Domesticated and intraspecific variation show a similarly low proportion of cis-regulatory mutations (16.6% and 23.1%, respectively; Figure 3A, Figure S1). In contrast, interspecific variation showed a notably higher proportion of cis-regulatory mutations (72.7%), suggesting that their prevalence may increase with increasing taxonomic distance (Figure 3A). This result has to be taken with caution as the number of studies addressing vertebrate pigmentation variation between species is extremely low – only a total of 11 entries were interspecific. Further, 6 out of these 11 case studies were teleost fish entries, which have multiple pigment cell types which could influence the mutation proportion (Figure S2). The low number of interspecific studies together with low clade diversity, limits the examination of trends across large evolutionary timescales and may reflect an underexplored aspect of vertebrate pigmentation evolution.

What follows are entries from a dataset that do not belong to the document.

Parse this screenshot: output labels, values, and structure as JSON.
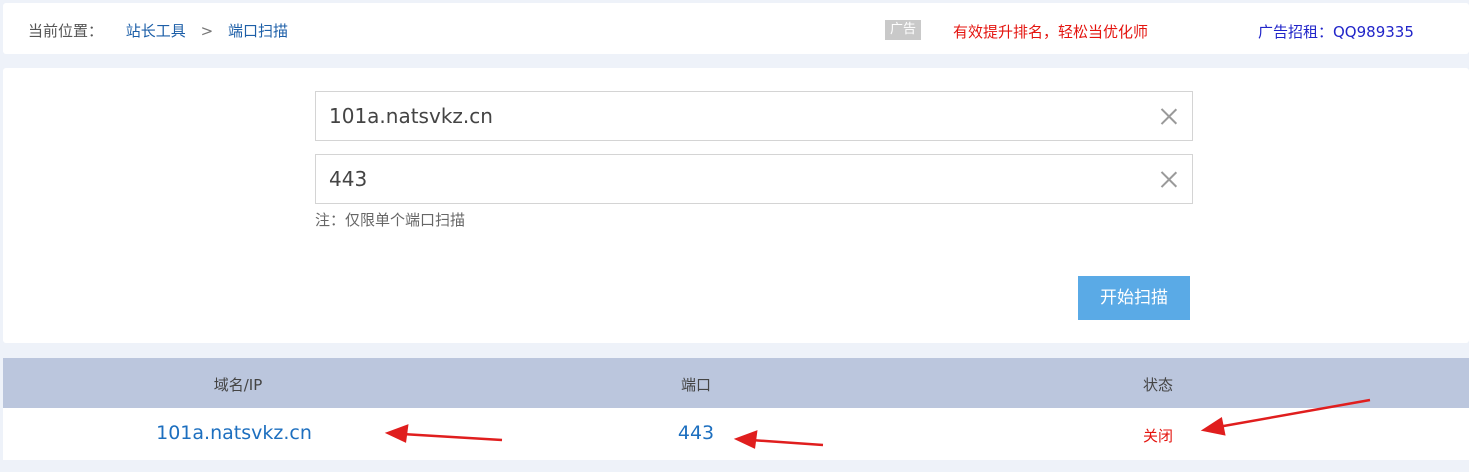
{
  "breadcrumb": {
    "label": "当前位置：",
    "items": [
      "站长工具",
      "端口扫描"
    ],
    "separator": ">"
  },
  "ads": {
    "badge": "广告",
    "promo": "有效提升排名，轻松当优化师",
    "rent": "广告招租：QQ989335"
  },
  "form": {
    "domain_value": "101a.natsvkz.cn",
    "port_value": "443",
    "note": "注：仅限单个端口扫描",
    "scan_button": "开始扫描"
  },
  "table": {
    "headers": [
      "域名/IP",
      "端口",
      "状态"
    ],
    "rows": [
      {
        "domain": "101a.natsvkz.cn",
        "port": "443",
        "status": "关闭"
      }
    ]
  },
  "colors": {
    "link": "#1d5fa8",
    "ad_red": "#e4140f",
    "ad_blue": "#2125c9",
    "button": "#5aaae6",
    "table_header": "#bbc6dd",
    "annotation_arrow": "#e01e1e"
  }
}
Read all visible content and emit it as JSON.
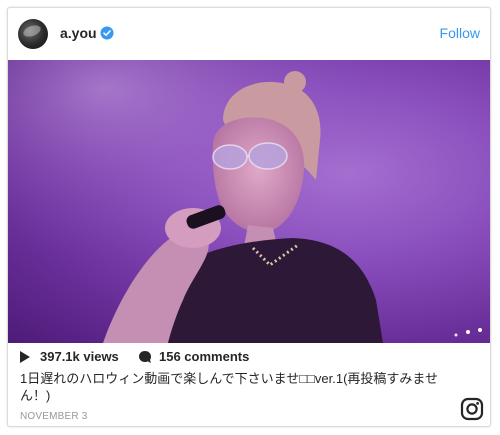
{
  "post": {
    "username": "a.you",
    "follow_label": "Follow",
    "views": "397.1k views",
    "comments": "156 comments",
    "caption": "1日遅れのハロウィン動画で楽しんで下さいませ□□ver.1(再投稿すみません！)",
    "date": "NOVEMBER 3"
  },
  "icons": {
    "avatar": "avatar",
    "verified": "verified-badge-icon",
    "play": "play-icon",
    "comment": "comment-icon",
    "instagram": "instagram-logo-icon"
  },
  "colors": {
    "follow": "#3897f0",
    "verified": "#3897f0",
    "media_bg": "#8a4fbd",
    "date": "#999999"
  }
}
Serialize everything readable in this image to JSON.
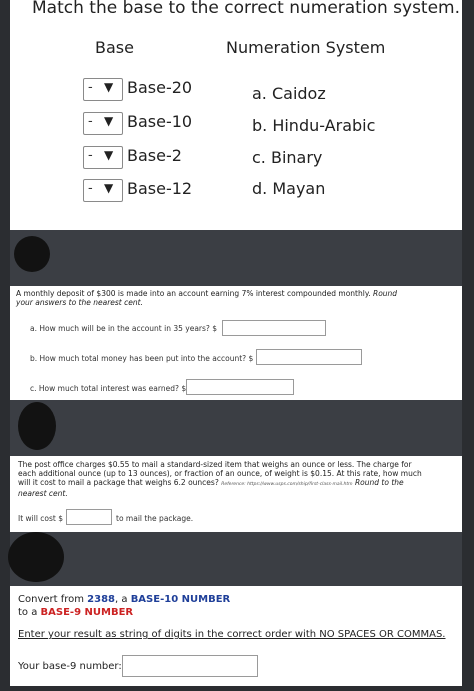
{
  "panel1": {
    "title": "Match the base to the correct numeration system.",
    "col_base": "Base",
    "col_system": "Numeration System",
    "rows": [
      {
        "select_value": "-",
        "base": "Base-20",
        "option": "a. Caidoz"
      },
      {
        "select_value": "-",
        "base": "Base-10",
        "option": "b. Hindu-Arabic"
      },
      {
        "select_value": "-",
        "base": "Base-2",
        "option": "c. Binary"
      },
      {
        "select_value": "-",
        "base": "Base-12",
        "option": "d. Mayan"
      }
    ]
  },
  "panel2": {
    "question": "A monthly deposit of $300 is made into an account earning 7% interest compounded monthly.",
    "question_emph": "Round your answers to the nearest cent.",
    "qa": "a. How much will be in the account in 35 years? $",
    "qb": "b. How much total money has been put into the account? $",
    "qc": "c. How much total interest was earned? $"
  },
  "panel3": {
    "question": "The post office charges $0.55 to mail a standard-sized item that weighs an ounce or less. The charge for each additional ounce (up to 13 ounces), or fraction of an ounce, of weight is $0.15. At this rate, how much will it cost to mail a package that weighs 6.2 ounces?",
    "reference": "Reference: https://www.usps.com/ship/first-class-mail.htm",
    "question_emph": "Round to the nearest cent.",
    "cost_prefix": "It will cost $",
    "cost_suffix": "to mail the package."
  },
  "panel4": {
    "line1_prefix": "Convert from ",
    "number": "2388",
    "line1_mid": ", a ",
    "from_base": "BASE-10 NUMBER",
    "line2_prefix": "to a ",
    "to_base": "BASE-9 NUMBER",
    "instruction": "Enter your result as string of digits in the correct order with NO SPACES OR COMMAS.",
    "answer_label": "Your base-9 number:"
  },
  "colors": {
    "background": "#2b2d31",
    "panel": "#ffffff",
    "blue": "#1f3f99",
    "red": "#cc2222"
  }
}
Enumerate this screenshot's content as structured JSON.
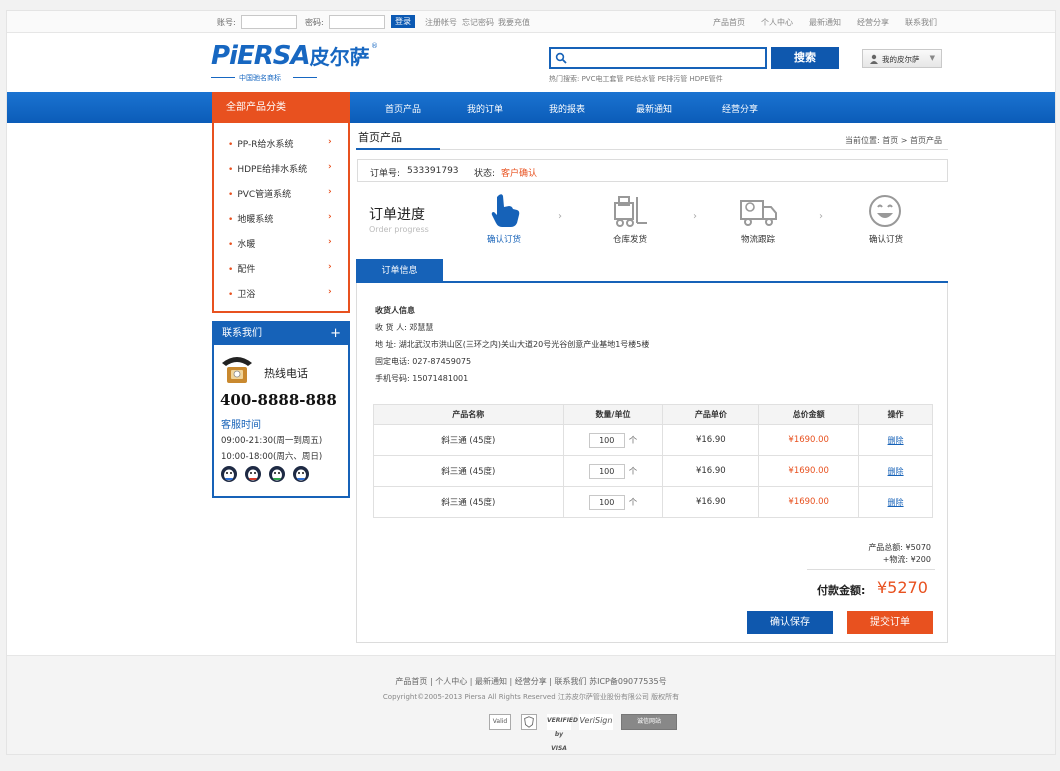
{
  "topbar": {
    "account_label": "账号:",
    "password_label": "密码:",
    "login_button": "登录",
    "links_left": [
      "注册帐号",
      "忘记密码",
      "我要充值"
    ],
    "links_right": [
      "产品首页",
      "个人中心",
      "最新通知",
      "经营分享",
      "联系我们"
    ]
  },
  "header": {
    "logo_text": "PiERSA",
    "logo_cn": "皮尔萨",
    "logo_reg": "®",
    "logo_sub": "中国驰名商标",
    "search_placeholder": "",
    "search_button": "搜索",
    "hot_search": "热门搜索: PVC电工套管  PE给水管  PE排污管  HDPE管件",
    "my_account": "我的皮尔萨"
  },
  "nav": {
    "category_title": "全部产品分类",
    "items": [
      "首页产品",
      "我的订单",
      "我的报表",
      "最新通知",
      "经营分享"
    ]
  },
  "categories": [
    "PP-R给水系统",
    "HDPE给排水系统",
    "PVC管道系统",
    "地暖系统",
    "水暖",
    "配件",
    "卫浴"
  ],
  "contact": {
    "title": "联系我们",
    "plus": "+",
    "hotline_label": "热线电话",
    "phone": "400-8888-888",
    "service_title": "客服时间",
    "hours": [
      "09:00-21:30(周一到周五)",
      "10:00-18:00(周六、周日)"
    ]
  },
  "main": {
    "title": "首页产品",
    "breadcrumb": "当前位置: 首页 > 首页产品",
    "order_label": "订单号:",
    "order_no": "533391793",
    "status_label": "状态:",
    "status_value": "客户确认",
    "progress_title": "订单进度",
    "progress_sub": "Order progress",
    "steps": [
      "确认订货",
      "仓库发货",
      "物流跟踪",
      "确认订货"
    ],
    "tab": "订单信息",
    "receiver": {
      "heading": "收货人信息",
      "name": "收 货 人: 邓慧慧",
      "address": "地     址: 湖北武汉市洪山区(三环之内)关山大道20号光谷创意产业基地1号楼5楼",
      "tel": "固定电话: 027-87459075",
      "mobile": "手机号码: 15071481001"
    },
    "table": {
      "headers": [
        "产品名称",
        "数量/单位",
        "产品单价",
        "总价金额",
        "操作"
      ],
      "rows": [
        {
          "name": "斜三通 (45度)",
          "qty": "100",
          "unit": "个",
          "price": "¥16.90",
          "total": "¥1690.00",
          "op": "删除"
        },
        {
          "name": "斜三通 (45度)",
          "qty": "100",
          "unit": "个",
          "price": "¥16.90",
          "total": "¥1690.00",
          "op": "删除"
        },
        {
          "name": "斜三通 (45度)",
          "qty": "100",
          "unit": "个",
          "price": "¥16.90",
          "total": "¥1690.00",
          "op": "删除"
        }
      ]
    },
    "product_total": "产品总额: ¥5070",
    "shipping": "+物流: ¥200",
    "pay_label": "付款金额:",
    "pay_value": "¥5270",
    "save_button": "确认保存",
    "submit_button": "提交订单"
  },
  "footer": {
    "links": "产品首页  |  个人中心  |  最新通知  |  经营分享  |  联系我们        苏ICP备09077535号",
    "copyright": "Copyright©2005-2013 Piersa All Rights Reserved   江苏皮尔萨管业股份有限公司 版权所有",
    "badges": [
      "Valid",
      "",
      "VERIFIED by VISA",
      "VeriSign",
      "诚信网站"
    ]
  },
  "colors": {
    "brand_blue": "#1662b8",
    "accent_orange": "#e8511f"
  }
}
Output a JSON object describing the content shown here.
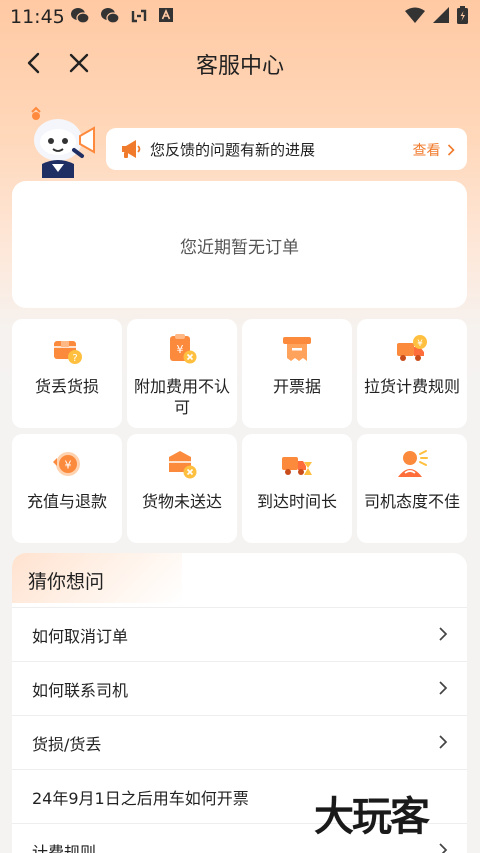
{
  "status_bar": {
    "time": "11:45"
  },
  "nav": {
    "title": "客服中心"
  },
  "notice": {
    "text": "您反馈的问题有新的进展",
    "link": "查看"
  },
  "orders": {
    "empty_text": "您近期暂无订单"
  },
  "services": [
    {
      "label": "货丢货损",
      "icon": "damaged-box-icon"
    },
    {
      "label": "附加费用不认可",
      "icon": "extra-fee-icon"
    },
    {
      "label": "开票据",
      "icon": "invoice-icon"
    },
    {
      "label": "拉货计费规则",
      "icon": "truck-fee-icon"
    },
    {
      "label": "充值与退款",
      "icon": "recharge-icon"
    },
    {
      "label": "货物未送达",
      "icon": "undelivered-box-icon"
    },
    {
      "label": "到达时间长",
      "icon": "truck-hourglass-icon"
    },
    {
      "label": "司机态度不佳",
      "icon": "driver-icon"
    }
  ],
  "faq": {
    "title": "猜你想问",
    "items": [
      "如何取消订单",
      "如何联系司机",
      "货损/货丢",
      "24年9月1日之后用车如何开票",
      "计费规则"
    ]
  },
  "watermark": "大玩客",
  "colors": {
    "accent": "#f07b2c",
    "header_bg": "#ffc9a3",
    "icon_orange": "#fb8a3c"
  }
}
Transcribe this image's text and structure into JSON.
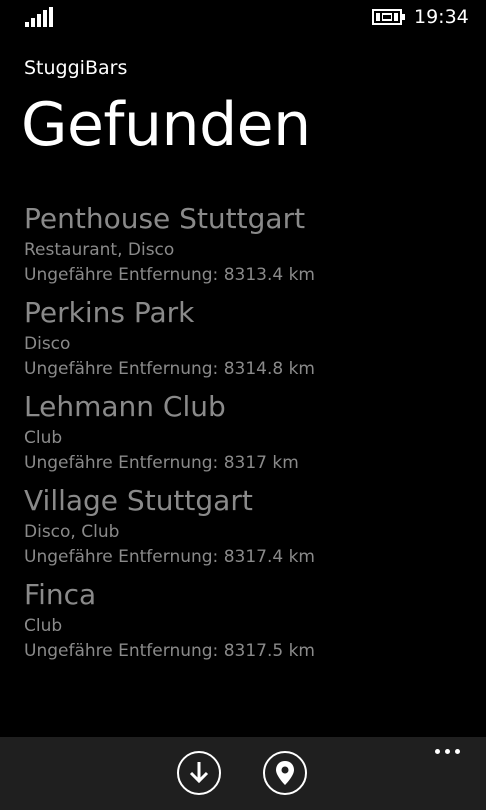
{
  "status_bar": {
    "time": "19:34",
    "signal_icon": "signal-strength-icon",
    "battery_icon": "battery-charging-icon"
  },
  "header": {
    "app_title": "StuggiBars",
    "page_title": "Gefunden"
  },
  "results": [
    {
      "name": "Penthouse Stuttgart",
      "type": "Restaurant, Disco",
      "distance_label": "Ungefähre Entfernung:",
      "distance_value": "8313.4 km"
    },
    {
      "name": "Perkins Park",
      "type": "Disco",
      "distance_label": "Ungefähre Entfernung:",
      "distance_value": "8314.8 km"
    },
    {
      "name": "Lehmann Club",
      "type": "Club",
      "distance_label": "Ungefähre Entfernung:",
      "distance_value": "8317 km"
    },
    {
      "name": "Village Stuttgart",
      "type": "Disco, Club",
      "distance_label": "Ungefähre Entfernung:",
      "distance_value": "8317.4 km"
    },
    {
      "name": "Finca",
      "type": "Club",
      "distance_label": "Ungefähre Entfernung:",
      "distance_value": "8317.5 km"
    }
  ],
  "app_bar": {
    "buttons": [
      {
        "icon": "arrow-down-icon"
      },
      {
        "icon": "map-pin-icon"
      }
    ],
    "more_icon": "more-dots-icon"
  },
  "colors": {
    "background": "#000000",
    "foreground": "#ffffff",
    "list_text": "#8a8a8a",
    "app_bar": "#1f1f1f"
  }
}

A: The proportion of cis-regulatory and coding mutations associated with each taxonomic status, as well as the total proportion for the dataset. B: The proportion of cis-regulatory and coding mutations associated with each clade. The numbers within each bar represent the number of entries in that category. The grey horizontal line is at 0.5.
The proportion of coding mutations is higher in mammal and bird studies than in teleosts, amphibians, and squamates studies
The prevalence of coding mutations could be associated with the disparity in representation of different vertebrate clades. Birds and in particular mammals constitute the significant majority of entries (91.8%, n = 303 combined), with teleosts, amphibians, and squamates being much rarer (8.2%, n = 27 combined). These clades have divergent pigmentation systems, and notably only teleosts, amphibians, and squamates utilise multiple developmentally distinct classes of pigment cells. This may cause differences in evolutionary trends. For instance, the development of distinct pigment cell classes from a shared neural crest origin increases the likelihood of coding sequence mutations, in genes contributing to pigment cell development, having pleiotropic effects . Similarly, genes implicated in direct cellular interaction might be expected to suffer negative effects from coding sequence mutations, owing to the specificity of recognition that is typical of signalling molecules and their receptors. We therefore examined whether clades with distinct pigmentation systems lead to differences in the mutation proportion. For this purpose, we plotted the proportion of mutations by the five vertebrate clades (Table 1, Figure 3B). The only amphibian entry in the dataset was coding. Excluding amphibians, mammals had the lowest proportion of cis-regulatory changes (16.2%). Birds had a similarly low cis-regulatory proportion (21.7%). In contrast, squamates and teleosts both showed higher rates of cis-regulatory change - 50%, and 55.0%, respectively.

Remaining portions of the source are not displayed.